Colorado environmentalists vow to defend regulations
The Associated Press
Aspen, CO Colorado
DENVER – Colorado environmental groups will be spending a lot of time this year defending the legislative gains made over the past four years under Democrats, including requiring that utilities use more renewable energy and oil and gas rules that the industry says are onerous.
Republicans are in control of the House, but Democrats still control the Senate and governor’s office and they can block any attempts to roll back some of the programs that were passed when they controlled the House, the Senate and governor’s office.
Elise Jones, executive director of the Colorado Environmental Coalition, said Thursday that conservative Republicans are already raising questions about the new laws and regulations that have been imposed.
This year, environmentalists are concentrating on implementing those programs, including energy efficiency and recycling.
“We are going to be fighting hard to make sure we don’t go backward,” she said.
Stuart Sanderson, president of the Colorado Mining Association, said earlier this month his industry is trying to cope with 233 revisions to regulations passed under the administration of Democratic Gov. Bill Ritter, and Republicans are listening.
GOP House Speaker Frank McNulty said Republicans want to protect the environment, but they also want to roll back new oil and gas rules that have cost thousands of jobs. He also said the 120 bills passed by conservation groups over the past four years have resulted in dozens of new state regulations for the construction industry, utilities and other industries that are costing consumers at a time when the economy is struggling.
He said Republicans are scrutinizing the new 30 percent requirement for major utilities to use renewable energy, which the coal industry opposes.

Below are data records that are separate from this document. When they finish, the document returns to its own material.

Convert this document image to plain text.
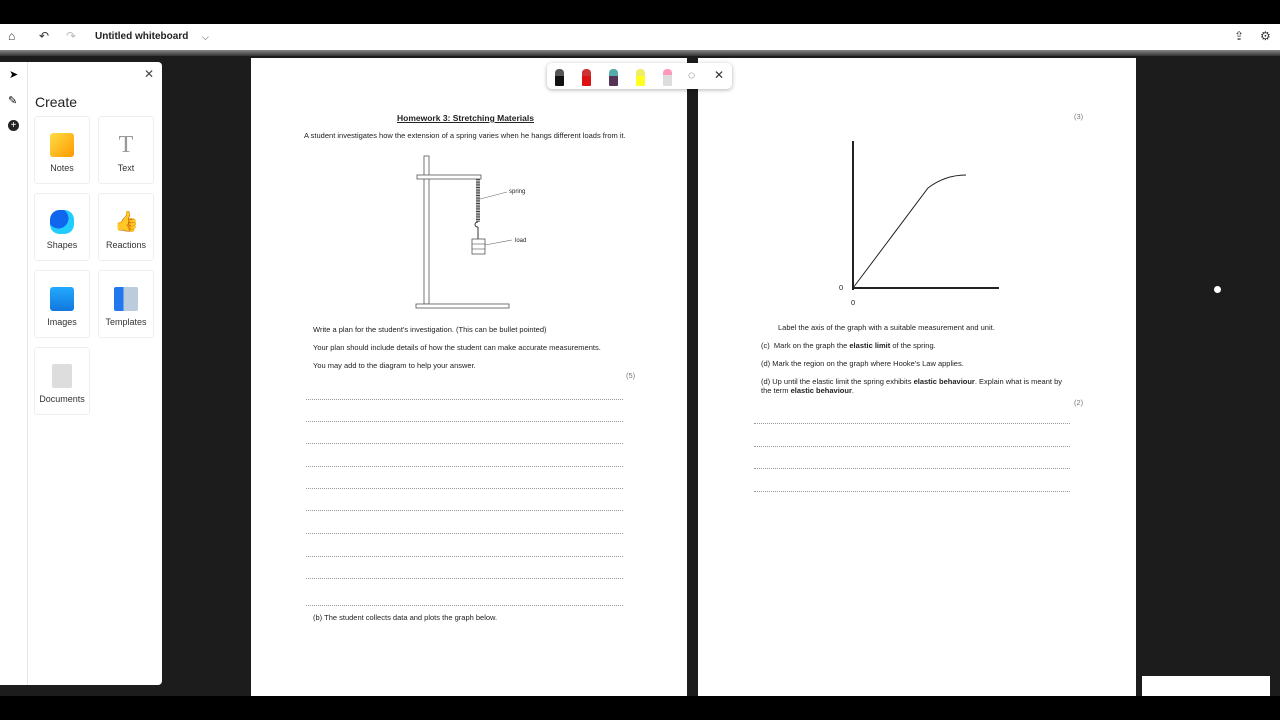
⌂ ↶ ↷ Untitled whiteboard ⌵	⇪ ⚙
Homework 3: Stretching Materials
A student investigates how the extension of a spring varies when he hangs different loads from it.
spring
load
Write a plan for the student's investigation. (This can be bullet pointed)
Your plan should include details of how the student can make accurate measurements.
You may add to the diagram to help your answer.
(5)
(b) The student collects data and plots the graph below.
(3)
0
0
Label the axis of the graph with a suitable measurement and unit.
(c) Mark on the graph the elastic limit of the spring.
(d) Mark the region on the graph where Hooke's Law applies.
(d) Up until the elastic limit the spring exhibits elastic behaviour. Explain what is meant by the term elastic behaviour.
(2)
◌ ✕
➤
✎
+
✕
Create
Notes
T
Text
Shapes
👍
Reactions
Images	Templates
Documents
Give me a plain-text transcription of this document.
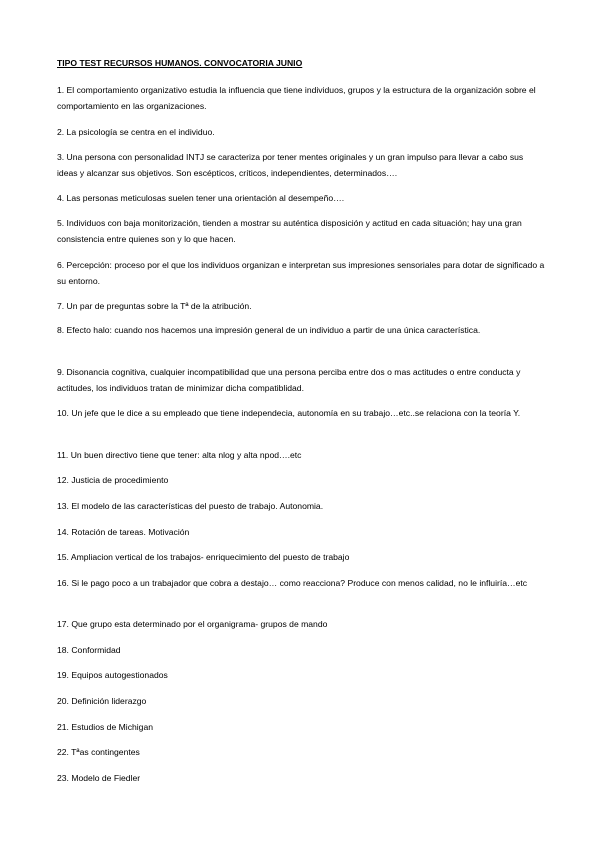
TIPO TEST RECURSOS HUMANOS. CONVOCATORIA JUNIO
1. El comportamiento organizativo estudia la influencia que tiene individuos, grupos y la estructura de la organización sobre el comportamiento en las organizaciones.
2. La psicología se centra en el individuo.
3. Una persona con personalidad INTJ se caracteriza por tener mentes originales y un gran impulso para llevar a cabo sus ideas y alcanzar sus objetivos. Son escépticos, críticos, independientes, determinados….
4. Las personas meticulosas suelen tener una orientación al desempeño….
5. Individuos con baja monitorización, tienden a mostrar su auténtica disposición y actitud en cada situación; hay una gran consistencia entre quienes son y lo que hacen.
6. Percepción: proceso por el que los individuos organizan e interpretan sus impresiones sensoriales para dotar de significado a su entorno.
7. Un par de preguntas sobre la Tª de la atribución.
8. Efecto halo: cuando nos hacemos una impresión general de un individuo a partir de una única característica.
9. Disonancia cognitiva, cualquier incompatibilidad que una persona perciba entre dos o mas actitudes o entre conducta y actitudes, los individuos tratan de minimizar dicha compatiblidad.
10. Un jefe que le dice a su empleado que tiene independecia, autonomía en su trabajo…etc..se relaciona con la teoría Y.
11. Un buen directivo tiene que tener: alta nlog y alta npod….etc
12. Justicia de procedimiento
13. El modelo de las características del puesto de trabajo. Autonomia.
14. Rotación de tareas. Motivación
15. Ampliacion vertical de los trabajos- enriquecimiento del puesto de trabajo
16. Si le pago poco a un trabajador que cobra a destajo… como reacciona? Produce con menos calidad, no le influiría…etc
17. Que grupo esta determinado por el organigrama- grupos de mando
18. Conformidad
19. Equipos autogestionados
20. Definición liderazgo
21. Estudios de Michigan
22. Tªas contingentes
23. Modelo de Fiedler
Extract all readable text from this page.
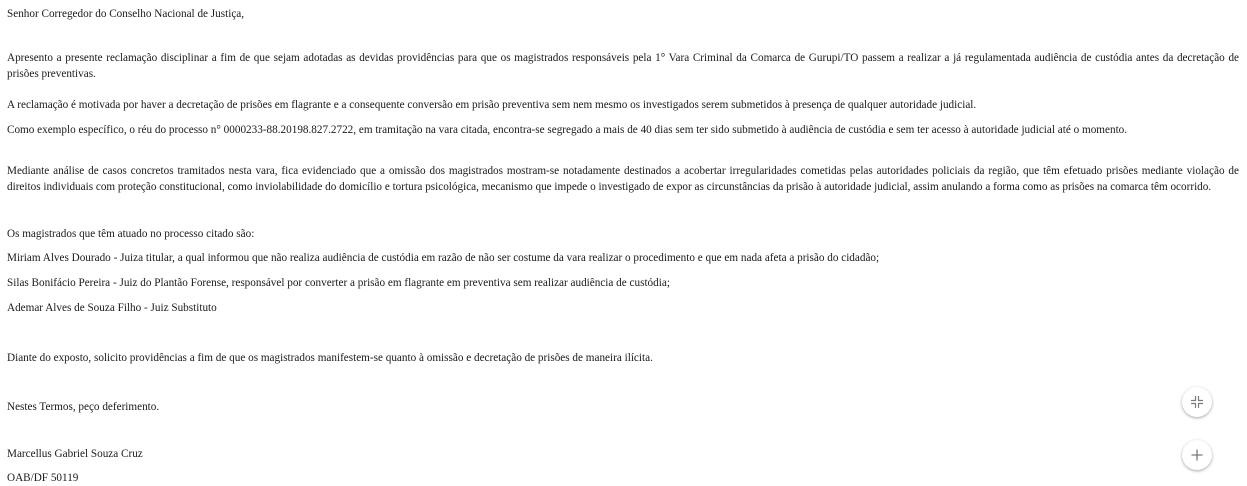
Senhor Corregedor do Conselho Nacional de Justiça,

Apresento a presente reclamação disciplinar a fim de que sejam adotadas as devidas providências para que os magistrados responsáveis pela 1° Vara Criminal da Comarca de Gurupi/TO passem a realizar a já regulamentada audiência de custódia antes da decretação de prisões preventivas.

A reclamação é motivada por haver a decretação de prisões em flagrante e a consequente conversão em prisão preventiva sem nem mesmo os investigados serem submetidos à presença de qualquer autoridade judicial.

Como exemplo específico, o réu do processo n° 0000233-88.20198.827.2722, em tramitação na vara citada, encontra-se segregado a mais de 40 dias sem ter sido submetido à audiência de custódia e sem ter acesso à autoridade judicial até o momento.

Mediante análise de casos concretos tramitados nesta vara, fica evidenciado que a omissão dos magistrados mostram-se notadamente destinados a acobertar irregularidades cometidas pelas autoridades policiais da região, que têm efetuado prisões mediante violação de direitos individuais com proteção constitucional, como inviolabilidade do domicílio e tortura psicológica, mecanismo que impede o investigado de expor as circunstâncias da prisão à autoridade judicial, assim anulando a forma como as prisões na comarca têm ocorrido.

Os magistrados que têm atuado no processo citado são:

Miriam Alves Dourado - Juiza titular, a qual informou que não realiza audiência de custódia em razão de não ser costume da vara realizar o procedimento e que em nada afeta a prisão do cidadão;

Silas Bonifácio Pereira - Juiz do Plantão Forense, responsável por converter a prisão em flagrante em preventiva sem realizar audiência de custódia;

Ademar Alves de Souza Filho - Juiz Substituto

Diante do exposto, solicito providências a fim de que os magistrados manifestem-se quanto à omissão e decretação de prisões de maneira ilícita.

Nestes Termos, peço deferimento.

Marcellus Gabriel Souza Cruz

OAB/DF 50119
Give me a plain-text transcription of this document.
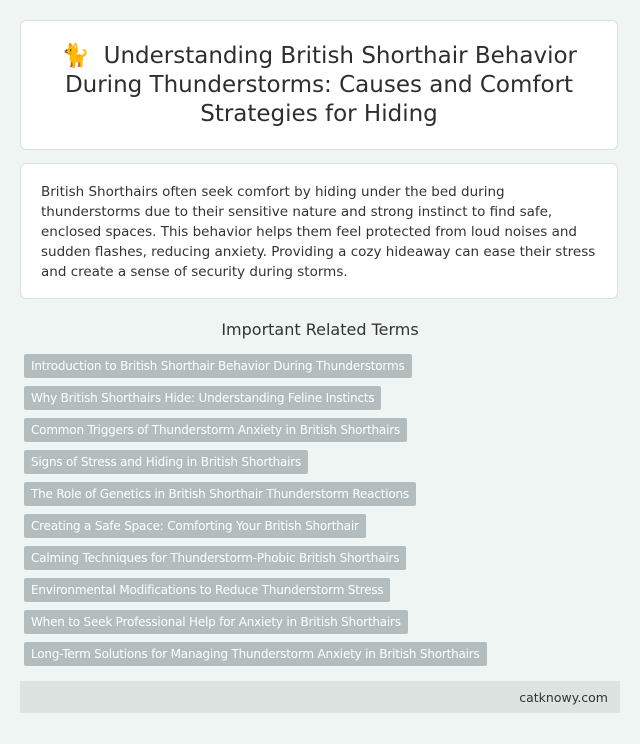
🐈 Understanding British Shorthair Behavior During Thunderstorms: Causes and Comfort Strategies for Hiding

British Shorthairs often seek comfort by hiding under the bed during thunderstorms due to their sensitive nature and strong instinct to find safe, enclosed spaces. This behavior helps them feel protected from loud noises and sudden flashes, reducing anxiety. Providing a cozy hideaway can ease their stress and create a sense of security during storms.

Important Related Terms
Introduction to British Shorthair Behavior During Thunderstorms
Why British Shorthairs Hide: Understanding Feline Instincts
Common Triggers of Thunderstorm Anxiety in British Shorthairs
Signs of Stress and Hiding in British Shorthairs
The Role of Genetics in British Shorthair Thunderstorm Reactions
Creating a Safe Space: Comforting Your British Shorthair
Calming Techniques for Thunderstorm-Phobic British Shorthairs
Environmental Modifications to Reduce Thunderstorm Stress
When to Seek Professional Help for Anxiety in British Shorthairs
Long-Term Solutions for Managing Thunderstorm Anxiety in British Shorthairs
catknowy.com
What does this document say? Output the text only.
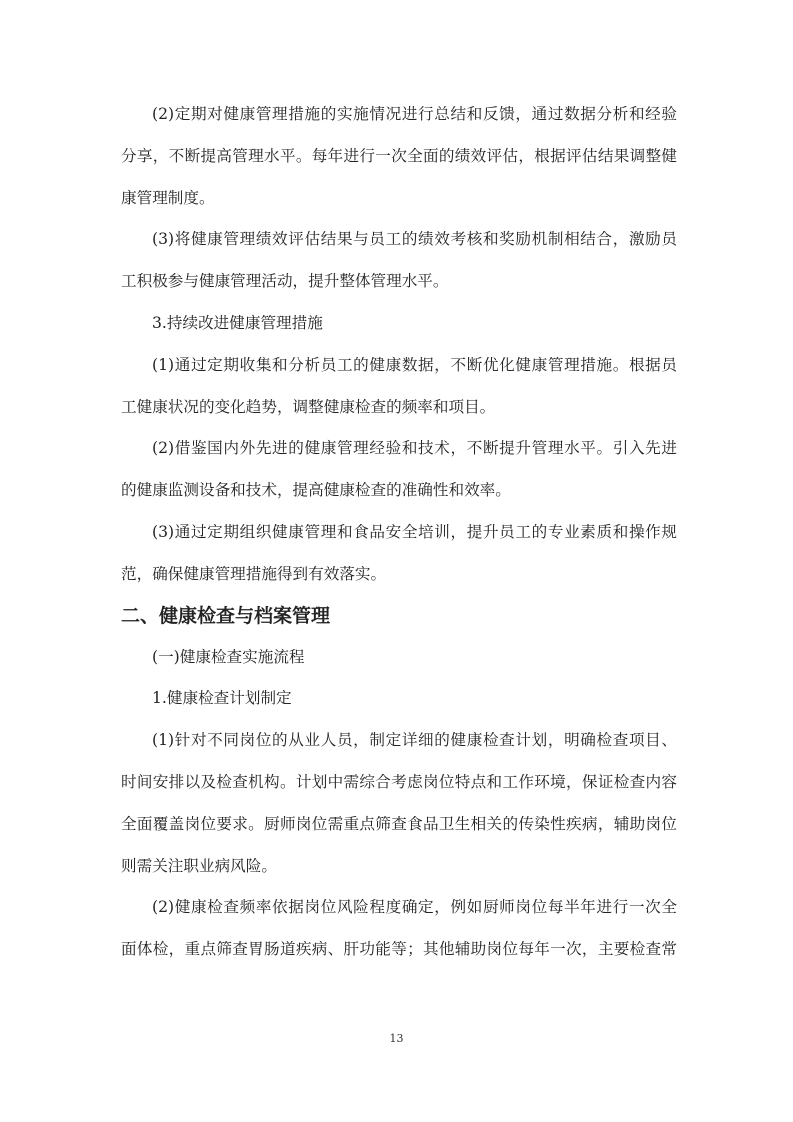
(2)定期对健康管理措施的实施情况进行总结和反馈，通过数据分析和经验
分享，不断提高管理水平。每年进行一次全面的绩效评估，根据评估结果调整健
康管理制度。
(3)将健康管理绩效评估结果与员工的绩效考核和奖励机制相结合，激励员
工积极参与健康管理活动，提升整体管理水平。
3.持续改进健康管理措施
(1)通过定期收集和分析员工的健康数据，不断优化健康管理措施。根据员
工健康状况的变化趋势，调整健康检查的频率和项目。
(2)借鉴国内外先进的健康管理经验和技术，不断提升管理水平。引入先进
的健康监测设备和技术，提高健康检查的准确性和效率。
(3)通过定期组织健康管理和食品安全培训，提升员工的专业素质和操作规
范，确保健康管理措施得到有效落实。
二、健康检查与档案管理
(一)健康检查实施流程
1.健康检查计划制定
(1)针对不同岗位的从业人员，制定详细的健康检查计划，明确检查项目、
时间安排以及检查机构。计划中需综合考虑岗位特点和工作环境，保证检查内容
全面覆盖岗位要求。厨师岗位需重点筛查食品卫生相关的传染性疾病，辅助岗位
则需关注职业病风险。
(2)健康检查频率依据岗位风险程度确定，例如厨师岗位每半年进行一次全
面体检，重点筛查胃肠道疾病、肝功能等；其他辅助岗位每年一次，主要检查常
13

Democratic Gov. John Hickenlooper has promised to review oil and gas rules, including requirements that energy companies pump waste water back into the ground in southern Colorado and other regulations the industry opposes, including a ban on dumping pit liners in landfills. He also promises to review regulations that hinder businesses, but he also vowed to protect the environment.
Bills that environmental groups got passed include a solar financing program for businesses and homeowners and giving utilities flexibility to adopt graduated rates based on energy consumption.
They also tout 57 new laws approved by former Democratic Gov. Bill Ritter to promote his “new energy economy” including increasing renewable energy standards to 30 percent, requiring sellers of new homes to offer low-energy appliances and water efficient landscaping, and increased oversight of uranium mining.
McNulty said many of Ritter’s new energy economy laws “were just window-dressing” and it’s not worth the effort to repeal them.
“To the extent that they had an adverse effect on business, we will work to change them,” he said.
Other new laws increased waste tire regulation, applied new plumbing code conservation standards, and created wildlife crossing zones.
GOP Senate Minority Leader Mike Kopp said some of the new environmental laws went too far, including the new renewable energy requirements.
Sen. Gail Schwartz, a Democrat from Snowmass, said her party is focusing this year on implementing the gains passed over the past four years.
“It’s probably good we’re stepping back. We put a lot of things out there, let’s see what works. For now, we can work on energy efficiency,” she said.